Blockchain: What It Is & Why It Matters

A city skyline with a connected network of hubs above

If you’re planning a meeting focused on future trends or disruptive technology, chances are you’ve come across the term “blockchain.” Goldman Sachs said blockchain has the potential to redefine transactions” and, according to Deloitte, banks and businesses are rushing to implement blockchain-based technology—investing millions in the hope that it will ultimately save them billions. But what is blockchain? And why does it matter right now?

A blockchain is a global digital database that—unlike databases typically used by banks or governments—is entirely decentralized and unowned and can be accessed by anyone online. Data is stored across a network or chain of personal computers in “blocks.” The network uses a type of technology called cryptography to make sure records aren’t altered or forged, and transactions are validated by an entire network of other users. The overall effect is a near hack-free system where transactions happen in seconds rather than days.

Blockchain is best known now as the basis for bitcoin, a type of digital currency that can be sent directly from user to user anonymously, or without a middleman like a bank.

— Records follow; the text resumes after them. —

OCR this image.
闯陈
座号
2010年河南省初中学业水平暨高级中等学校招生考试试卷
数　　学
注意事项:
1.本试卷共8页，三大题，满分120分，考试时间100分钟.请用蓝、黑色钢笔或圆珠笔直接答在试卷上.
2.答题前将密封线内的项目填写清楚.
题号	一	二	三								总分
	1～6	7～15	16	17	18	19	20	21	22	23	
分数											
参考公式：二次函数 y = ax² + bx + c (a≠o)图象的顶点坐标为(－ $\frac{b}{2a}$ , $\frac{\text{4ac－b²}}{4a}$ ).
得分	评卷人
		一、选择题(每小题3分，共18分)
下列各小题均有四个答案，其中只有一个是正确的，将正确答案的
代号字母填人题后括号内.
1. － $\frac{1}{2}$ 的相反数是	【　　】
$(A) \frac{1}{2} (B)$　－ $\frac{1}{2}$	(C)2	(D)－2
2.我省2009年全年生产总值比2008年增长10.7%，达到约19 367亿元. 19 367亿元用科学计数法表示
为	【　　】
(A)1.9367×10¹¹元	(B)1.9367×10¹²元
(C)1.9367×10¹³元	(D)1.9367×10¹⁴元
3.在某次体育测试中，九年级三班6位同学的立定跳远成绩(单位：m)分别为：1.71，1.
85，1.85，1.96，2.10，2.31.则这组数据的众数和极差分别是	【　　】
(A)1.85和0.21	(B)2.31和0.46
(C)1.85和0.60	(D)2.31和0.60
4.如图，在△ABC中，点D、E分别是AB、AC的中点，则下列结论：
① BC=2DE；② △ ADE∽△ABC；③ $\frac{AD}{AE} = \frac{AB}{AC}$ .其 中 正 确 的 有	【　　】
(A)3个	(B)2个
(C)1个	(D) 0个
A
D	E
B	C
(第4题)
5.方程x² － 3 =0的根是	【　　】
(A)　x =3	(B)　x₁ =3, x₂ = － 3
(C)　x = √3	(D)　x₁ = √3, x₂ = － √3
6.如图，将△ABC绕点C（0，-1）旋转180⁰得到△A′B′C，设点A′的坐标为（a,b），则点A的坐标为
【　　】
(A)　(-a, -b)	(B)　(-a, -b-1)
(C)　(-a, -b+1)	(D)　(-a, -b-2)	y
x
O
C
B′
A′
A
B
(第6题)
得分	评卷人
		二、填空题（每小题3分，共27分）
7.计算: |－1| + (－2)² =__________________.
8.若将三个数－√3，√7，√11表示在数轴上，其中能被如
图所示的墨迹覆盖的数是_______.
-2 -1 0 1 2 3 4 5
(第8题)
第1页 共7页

So, why is blockchain so important, why is all the attention on blockchain technology, and why now? A few of our leading innovation, disruption, and emerging technology experts weigh in:

Tom Wheeler

Blockchain Will Increase Efficiency & Decrease Cost
Tom Wheeler, the former chairman of the Federal Communication Commission (FCC) and serial entrepreneur, led the FCC, the nation’s primary authority for communications law, regulation, and technological innovation, during a period of rapid tech advancement, which lasted from 2013 to 2017. A revered executive with four decades experience leading telecom innovation was called the “Bo Jackson of telecom” by former President Barack Obama. In keynote talks, Tom discusses harnessing technology change to create advantages. Drawing on historical anecdotes, modern behavioral trends, and even physics, he breaks down how new destabilizing forces including the Internet of Things (IOT) , blockchain, and artificial intelligence (AI) will play out and how businesses can harness these new technology changes to create advantages and ultimately get ahead. Tom believes that new technologies make the choice for businesses clear: Disrupt or be disrupted. Blockchain’s crucial benefit to businesses, Wheeler argues, is in it’s free validation of users, enabling money to be distrusted across networks and de-centralized. 

Mitch Joel

Whatever Happens Next, Blockchain Will Be A Part Of It
“My sentiment and attention to the blockchain keeps amping up, because this is how I felt when the first web browser was available,” writes Mitch Joel, one of the world's leading technology and innovation experts and a best-selling author. Joel believes that in the same as way the Internet changed the ways we communicate, shop, learn, and play, blockchain will also redefine our lives.

Neil Jacobstein

Blockchain Has Human Implications
Neil Jacobstein is the Chair of the Artificial Intelligence and Robotics Track at Singularity University. Neil believes that for all of the benefits technologies including blockchain will bring, it’s also likely to disrupt entire industries and turn job descriptions as they read now on their head.

Greg Williams

Blockchain Is Creating New Industries
Some future trends experts think blockchain will be the technology that leads to the next Google or Facebook. Greg Williams, editor-in-chief of Wired magazine, wrote this insightful piece about a 36-year-old Harvard graduate who has become a one-man hedge fund. Technologies like bitcoin and blockchain will certainly speed the trend.

Mike Steep

Blockchain Is One Piece Of The Disruptive Equation 
Mike Steep is Executive Director of the Stanford Global Projects Center's Digital Cities Program. In a recent Q&A presentation on "Everything You Wanted to Know About Bitcoin and Blockchain but Were Afraid to Ask," he talked about how blockchain is just one aspect of advancing financial models, but could single-handedly replace Wall Street attorneys. He also noted it could be a tool used by bad actors if not used appropriately. 

Samantha Radocchia

Blockchain As The Operating System For The Future: How Emergent Technologies Become Exponential

Samantha Radocchia is the co-founder of Chronicled, Inc., which leverages blockchain and the Internet of Things (IoT) technologies to deliver smart supply chain solutions. Named to the 2017 Forbes magazine30 Under 30” list in the category of Enterprise Technology, Radocchia has an entrepreneurial background that spans several technology companies. She became interested in blockchain as a mechanism to facilitate trusted interoperability, a challenge she sought to overcome leading her first two companies. Samantha is an outspoken voice on the ways blockchain will continue to impact businesses and has spoken about this on television and as a contributor on blockchain issues to Forbes

While the future of blockchain remains to be seen, it’s likely that its effects will begin to be felt in as few as five years, so organizations across all industries and business sectors must proactively leverage new emerging technologies in order to create a competitive advantage and thrive in their industry marketplace as we move into the future.